Elizabeth de Jong, policy director at Logistics UK, said it would be a “huge challenge” for the government and industry to put mitigations in place to avoid border delays in time.
“The ability of traders to complete and provide the correct paperwork will be key to ensuring the continued smooth passage of goods through the UK’s supply chain, and we are urging businesses exporting to the EU to install and understand the systems they will need to use in time for the 1 January 2021 deadline.
“It is also incumbent on the government to ensure logistics businesses have details of and access to the UK’s own logistics systems [...] in good time so that adequate training and testing can be carried out.”
De Jong shared her advice on the preparations firms can made now that aren’t reliant on a trade deal being reached:
1. Ensure import and export paperwork is ready
All importers and export traders will need to have paperwork and systems ready, “whatever the outcome of the political negotiations”, she said.

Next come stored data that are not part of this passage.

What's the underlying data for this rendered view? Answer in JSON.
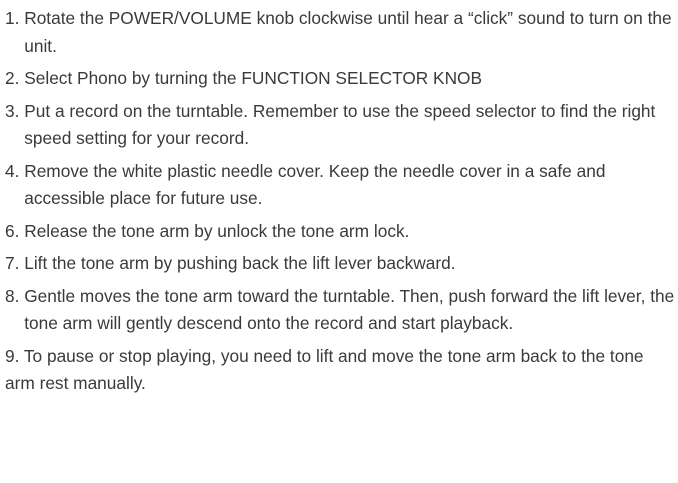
{
  "steps": [
    {
      "number": "1. ",
      "text": "Rotate the POWER/VOLUME knob clockwise until hear a “click” sound to turn on the unit."
    },
    {
      "number": "2. ",
      "text": "Select Phono by turning the FUNCTION SELECTOR KNOB"
    },
    {
      "number": "3. ",
      "text": "Put a record on the turntable. Remember to use the speed selector to find the right speed setting for your record."
    },
    {
      "number": "4. ",
      "text": "Remove the white plastic needle cover. Keep the needle cover in a safe and accessible place for future use."
    },
    {
      "number": "6. ",
      "text": "Release the tone arm by unlock the tone arm lock."
    },
    {
      "number": "7. ",
      "text": "Lift the tone arm by pushing back the lift lever backward."
    },
    {
      "number": "8. ",
      "text": "Gentle moves the tone arm toward the turntable. Then, push forward the lift lever, the tone arm will gently descend onto the record and start playback."
    },
    {
      "number": "9. ",
      "text": "To pause or stop playing, you need to lift and move the tone arm back to the tone arm rest manually."
    }
  ]
}
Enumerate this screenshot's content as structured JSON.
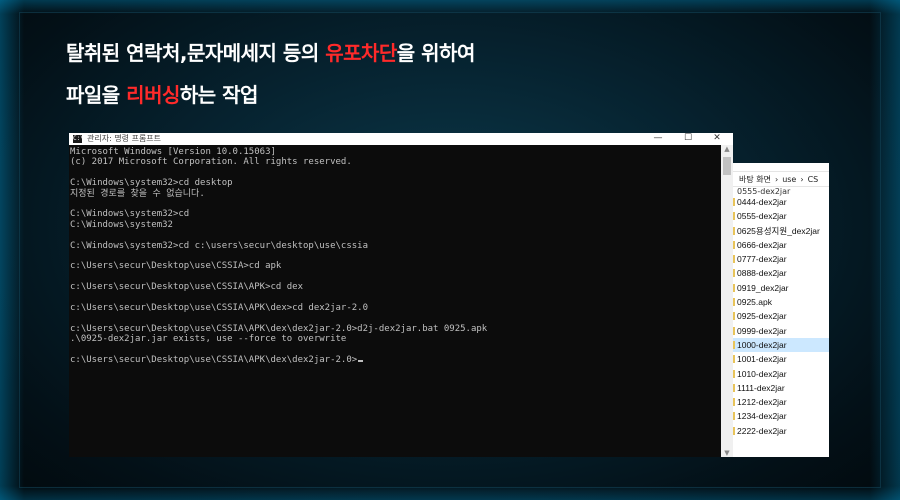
{
  "headline": {
    "line1_prefix": "탈취된 연락처,문자메세지 등의 ",
    "line1_highlight": "유포차단",
    "line1_suffix": "을 위하여",
    "line2_prefix": "파일을 ",
    "line2_highlight": "리버싱",
    "line2_suffix": "하는 작업"
  },
  "colors": {
    "highlight": "#ff2a2a",
    "terminal_bg": "#0c0c0c",
    "terminal_text": "#c0c0c0"
  },
  "cmd_window": {
    "title": "관리자: 명령 프롬프트",
    "icon": "cmd-icon",
    "controls": {
      "minimize": "—",
      "maximize": "☐",
      "close": "✕"
    },
    "lines": [
      "Microsoft Windows [Version 10.0.15063]",
      "(c) 2017 Microsoft Corporation. All rights reserved.",
      "",
      "C:\\Windows\\system32>cd desktop",
      "지정된 경로를 찾을 수 없습니다.",
      "",
      "C:\\Windows\\system32>cd",
      "C:\\Windows\\system32",
      "",
      "C:\\Windows\\system32>cd c:\\users\\secur\\desktop\\use\\cssia",
      "",
      "c:\\Users\\secur\\Desktop\\use\\CSSIA>cd apk",
      "",
      "c:\\Users\\secur\\Desktop\\use\\CSSIA\\APK>cd dex",
      "",
      "c:\\Users\\secur\\Desktop\\use\\CSSIA\\APK\\dex>cd dex2jar-2.0",
      "",
      "c:\\Users\\secur\\Desktop\\use\\CSSIA\\APK\\dex\\dex2jar-2.0>d2j-dex2jar.bat 0925.apk",
      ".\\0925-dex2jar.jar exists, use --force to overwrite",
      "",
      "c:\\Users\\secur\\Desktop\\use\\CSSIA\\APK\\dex\\dex2jar-2.0>"
    ]
  },
  "explorer": {
    "breadcrumb": [
      "바탕 화면",
      "›",
      "use",
      "›",
      "CS"
    ],
    "top_partial": "0555-dex2jar",
    "files": [
      "0444-dex2jar",
      "0555-dex2jar",
      "0625용성지원_dex2jar",
      "0666-dex2jar",
      "0777-dex2jar",
      "0888-dex2jar",
      "0919_dex2jar",
      "0925.apk",
      "0925-dex2jar",
      "0999-dex2jar",
      "1000-dex2jar",
      "1001-dex2jar",
      "1010-dex2jar",
      "1111-dex2jar",
      "1212-dex2jar",
      "1234-dex2jar",
      "2222-dex2jar"
    ],
    "selected_index": 10
  }
}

“These include applying for a GB Economic Operator Registration and Identification (EORI) number which is needed before any goods can be moved, and knowing the commodity code and customs value of the goods, which are all needed to make a customs declaration and calculate duties.”
2. Train on IT systems now
“Hauliers will need to understand and be able to use at least eight new IT systems to make roll-on roll-off trade move efficiently,” de Jong said.
“There are four separate systems required by the UK government and one for each of Ireland, France, Belgium and the Netherlands. All will take time to install and learn and should not be left to the last minute.”
3. Consider the details
There are other areas that may seem innocuous but could trip up the very best intentions of traders to maintain a seamless supply chain, de Jong warned.
“Businesses need to ask themselves have they considered how they will make declarations to HMRC systems, and whether they will employ an agent. It is also important to consider whether they can, and would benefit from, using any available simplifications or deferred customs declarations for standard goods,” she said.
“All this takes time and needs to be factored into the planning process – leaving it to the last minute could be problematic at best.”